Giordino nunca dejaba de asombrarse ante la frialdad y la capacidad analítica de la mente de Pitt. Cualquier otro hombre se hubiera dejado dominar por el pánico al saber que a sus hijos les quedaban apenas unos pocos minutos antes de sufrir una muerte horrible. Pero no era ese el caso de Pitt. Permaneció quieto en el agua como si estuviese contemplando los lánguidos movimientos de un pez tropical. Durante varios segundos pareció como si fuese ajeno al drama. Cuando habló, lo hizo con toda naturalidad.
– Paul, ¿me recibes?
– Te recibo y comprendo tu dilema. ¿Qué puedo hacer desde aquí?
– En tu taller tienes que tener un taladro submarino Morton, ¿no es así?
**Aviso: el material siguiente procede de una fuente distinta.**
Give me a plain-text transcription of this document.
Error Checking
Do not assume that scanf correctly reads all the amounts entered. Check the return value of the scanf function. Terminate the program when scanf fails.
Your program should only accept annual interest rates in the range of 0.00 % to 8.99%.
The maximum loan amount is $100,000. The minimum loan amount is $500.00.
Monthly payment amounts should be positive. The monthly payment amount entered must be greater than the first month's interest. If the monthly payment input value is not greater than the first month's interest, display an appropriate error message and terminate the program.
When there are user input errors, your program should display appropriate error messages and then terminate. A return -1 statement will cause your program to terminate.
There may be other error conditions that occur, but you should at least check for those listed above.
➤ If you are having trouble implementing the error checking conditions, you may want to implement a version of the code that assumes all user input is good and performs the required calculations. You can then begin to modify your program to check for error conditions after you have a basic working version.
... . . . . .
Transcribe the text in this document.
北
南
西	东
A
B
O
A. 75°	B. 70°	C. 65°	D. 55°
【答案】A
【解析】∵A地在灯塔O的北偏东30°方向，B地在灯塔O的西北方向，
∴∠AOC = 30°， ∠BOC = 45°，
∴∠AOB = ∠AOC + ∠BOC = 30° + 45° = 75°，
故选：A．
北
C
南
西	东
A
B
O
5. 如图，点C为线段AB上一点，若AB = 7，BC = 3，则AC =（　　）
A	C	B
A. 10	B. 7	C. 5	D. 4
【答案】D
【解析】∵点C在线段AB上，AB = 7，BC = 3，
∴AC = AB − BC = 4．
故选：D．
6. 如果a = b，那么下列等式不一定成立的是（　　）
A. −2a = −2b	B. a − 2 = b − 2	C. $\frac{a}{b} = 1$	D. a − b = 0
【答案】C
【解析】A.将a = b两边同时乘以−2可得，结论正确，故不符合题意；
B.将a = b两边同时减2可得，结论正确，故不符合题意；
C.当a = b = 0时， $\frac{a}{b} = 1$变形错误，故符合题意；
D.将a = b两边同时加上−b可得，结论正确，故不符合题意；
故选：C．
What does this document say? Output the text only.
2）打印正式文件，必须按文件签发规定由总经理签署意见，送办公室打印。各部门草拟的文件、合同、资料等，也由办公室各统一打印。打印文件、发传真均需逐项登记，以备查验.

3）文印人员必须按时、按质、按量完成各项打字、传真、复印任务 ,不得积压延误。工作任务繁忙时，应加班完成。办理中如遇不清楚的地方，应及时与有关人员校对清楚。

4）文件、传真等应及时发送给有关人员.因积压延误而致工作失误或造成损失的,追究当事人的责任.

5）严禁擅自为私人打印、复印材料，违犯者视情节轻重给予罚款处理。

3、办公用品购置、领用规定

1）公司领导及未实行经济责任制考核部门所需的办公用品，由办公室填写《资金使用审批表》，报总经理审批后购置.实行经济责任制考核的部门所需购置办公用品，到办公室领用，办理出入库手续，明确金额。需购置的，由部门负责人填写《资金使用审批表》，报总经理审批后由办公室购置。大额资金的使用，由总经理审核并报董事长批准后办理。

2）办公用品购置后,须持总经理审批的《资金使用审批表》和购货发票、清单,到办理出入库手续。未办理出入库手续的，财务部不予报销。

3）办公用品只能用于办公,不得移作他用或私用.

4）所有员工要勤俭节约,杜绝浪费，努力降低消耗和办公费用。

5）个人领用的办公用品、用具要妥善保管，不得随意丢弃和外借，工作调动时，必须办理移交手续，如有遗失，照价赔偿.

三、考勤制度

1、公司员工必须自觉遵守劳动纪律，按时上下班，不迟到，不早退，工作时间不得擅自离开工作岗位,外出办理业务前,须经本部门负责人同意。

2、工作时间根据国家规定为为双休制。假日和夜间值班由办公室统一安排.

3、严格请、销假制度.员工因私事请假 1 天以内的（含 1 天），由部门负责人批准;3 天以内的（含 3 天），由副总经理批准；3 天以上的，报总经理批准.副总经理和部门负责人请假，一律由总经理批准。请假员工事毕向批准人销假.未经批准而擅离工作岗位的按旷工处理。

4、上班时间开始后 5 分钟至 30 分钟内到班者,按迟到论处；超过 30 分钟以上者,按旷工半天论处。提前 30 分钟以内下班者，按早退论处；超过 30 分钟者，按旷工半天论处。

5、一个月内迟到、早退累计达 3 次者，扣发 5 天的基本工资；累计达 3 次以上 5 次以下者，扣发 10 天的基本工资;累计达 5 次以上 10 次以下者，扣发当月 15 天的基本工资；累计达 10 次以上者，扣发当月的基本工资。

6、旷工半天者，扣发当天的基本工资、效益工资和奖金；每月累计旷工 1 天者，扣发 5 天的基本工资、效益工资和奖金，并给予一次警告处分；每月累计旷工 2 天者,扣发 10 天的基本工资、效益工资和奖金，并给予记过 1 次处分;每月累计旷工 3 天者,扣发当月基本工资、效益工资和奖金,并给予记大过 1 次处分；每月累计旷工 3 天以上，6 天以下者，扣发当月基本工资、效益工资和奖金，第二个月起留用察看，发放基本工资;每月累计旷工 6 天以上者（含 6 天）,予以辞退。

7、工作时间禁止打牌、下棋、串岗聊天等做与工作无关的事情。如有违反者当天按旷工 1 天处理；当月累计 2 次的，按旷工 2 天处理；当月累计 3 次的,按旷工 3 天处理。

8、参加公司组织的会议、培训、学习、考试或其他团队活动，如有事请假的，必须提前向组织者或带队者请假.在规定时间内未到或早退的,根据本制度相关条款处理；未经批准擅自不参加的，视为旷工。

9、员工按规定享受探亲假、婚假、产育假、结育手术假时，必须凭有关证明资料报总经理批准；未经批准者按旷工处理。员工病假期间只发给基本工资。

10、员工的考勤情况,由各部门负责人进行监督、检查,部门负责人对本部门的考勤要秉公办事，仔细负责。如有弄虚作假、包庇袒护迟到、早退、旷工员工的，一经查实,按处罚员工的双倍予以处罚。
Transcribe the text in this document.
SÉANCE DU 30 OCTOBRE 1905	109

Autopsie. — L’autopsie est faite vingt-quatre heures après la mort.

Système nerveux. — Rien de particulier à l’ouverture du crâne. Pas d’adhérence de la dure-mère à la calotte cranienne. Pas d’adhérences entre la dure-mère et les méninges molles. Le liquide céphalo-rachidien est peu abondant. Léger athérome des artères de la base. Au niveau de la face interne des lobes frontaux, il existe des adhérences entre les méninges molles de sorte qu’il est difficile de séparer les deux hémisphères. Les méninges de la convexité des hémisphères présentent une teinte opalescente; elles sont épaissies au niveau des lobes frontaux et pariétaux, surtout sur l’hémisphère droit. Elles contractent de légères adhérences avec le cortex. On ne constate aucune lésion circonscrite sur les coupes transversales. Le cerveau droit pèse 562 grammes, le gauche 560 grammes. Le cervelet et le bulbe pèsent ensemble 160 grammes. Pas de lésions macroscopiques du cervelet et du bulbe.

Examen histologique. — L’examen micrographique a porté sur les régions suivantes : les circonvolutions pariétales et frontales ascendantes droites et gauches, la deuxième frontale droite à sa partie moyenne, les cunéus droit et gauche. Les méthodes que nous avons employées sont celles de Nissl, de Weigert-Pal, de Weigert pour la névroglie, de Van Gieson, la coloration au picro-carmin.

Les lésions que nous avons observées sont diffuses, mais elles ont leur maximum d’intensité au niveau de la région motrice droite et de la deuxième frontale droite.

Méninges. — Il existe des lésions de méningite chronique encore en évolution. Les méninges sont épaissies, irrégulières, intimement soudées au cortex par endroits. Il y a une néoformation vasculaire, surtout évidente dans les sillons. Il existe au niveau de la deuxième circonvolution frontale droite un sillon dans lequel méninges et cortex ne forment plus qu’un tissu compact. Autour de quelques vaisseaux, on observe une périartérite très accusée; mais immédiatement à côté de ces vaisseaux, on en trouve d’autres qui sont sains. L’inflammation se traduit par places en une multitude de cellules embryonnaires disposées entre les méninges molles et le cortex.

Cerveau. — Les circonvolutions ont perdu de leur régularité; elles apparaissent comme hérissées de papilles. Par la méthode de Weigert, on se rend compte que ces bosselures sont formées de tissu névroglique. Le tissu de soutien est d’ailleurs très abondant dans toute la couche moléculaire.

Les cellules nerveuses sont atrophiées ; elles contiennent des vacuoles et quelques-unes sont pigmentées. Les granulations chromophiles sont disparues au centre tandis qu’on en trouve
– Efectivamente. Tenemos uno a bordo.
– Tenlo preparado en la rampa para cuando lleguemos y asegúrate de que tenga colocada la sierra de copa más grande.
– ¿Alguna cosa más?
– Otro par de botellas de aire con reguladores.
– Lo tendrás todo en la rampa cuando llegues.
Pitt escribió de nuevo en la pizarra y la apoyó contra la ventana.
VUELVO EN 10 MIN
Giordino y Pitt se apartaron de la ventana para volver a la superficie.
Para Summer y Dirk, ver que Pitt y Giordino desaparecían de la vista para dirigirse a la superficie, fue como si un aguacero cayera sobre una fiesta sorpresa de cumpleaños organizada en un jardín. Habían recuperado el ánimo al verlos, pero tras su marcha todo volvía a ser desesperante.
– Hubiera preferido que no se marcharan -declaró Summer en voz baja.
– No te preocupes. Saben cuánto aire nos queda. Estarán de regreso antes de que te des cuenta.
– ¿Cómo crees que harán para sacarnos de aquí? -preguntó Summer.
– Si hay quien pueda obrar milagros, esos son papá y Al.
Summer miró de nuevo la aguja en el medidor de la botella. Oscilaba cada vez más cerca del cero.
– Será mejor que se den prisa.
Barnum tenía las botellas y el taladro submarino Morton preparados para que Pitt los recogiera. Pitt viró con la neumática en una vuelta muy cerrada y la detuvo al pie de la rampa.
– Gracias, Paul.
– A mandar -respondió Barnum, con una sonrisa.
Cargaron los equipos en un santiamén y Pitt emprendió a toda velocidad el camino de regreso hacia la boya que marcaba la posición del Pisces.
Lelasi arrojó el ancla mientras Giordino y Pitt se ponían las máscaras y se dejaban caer por la borda. Pitt no utilizó el compensador para conseguir una flotabilidad neta con el taladro Morton, que pesaba diez kilos; en lugar de ello, dejó que el peso lo arrastrara hasta el fondo en menos de un minuto, y solo tragó un par de veces para nivelar la presión en los oídos. En cuanto apoyó las aletas en la arena del fondo, apretó la sierra contra el plástico de la ventana.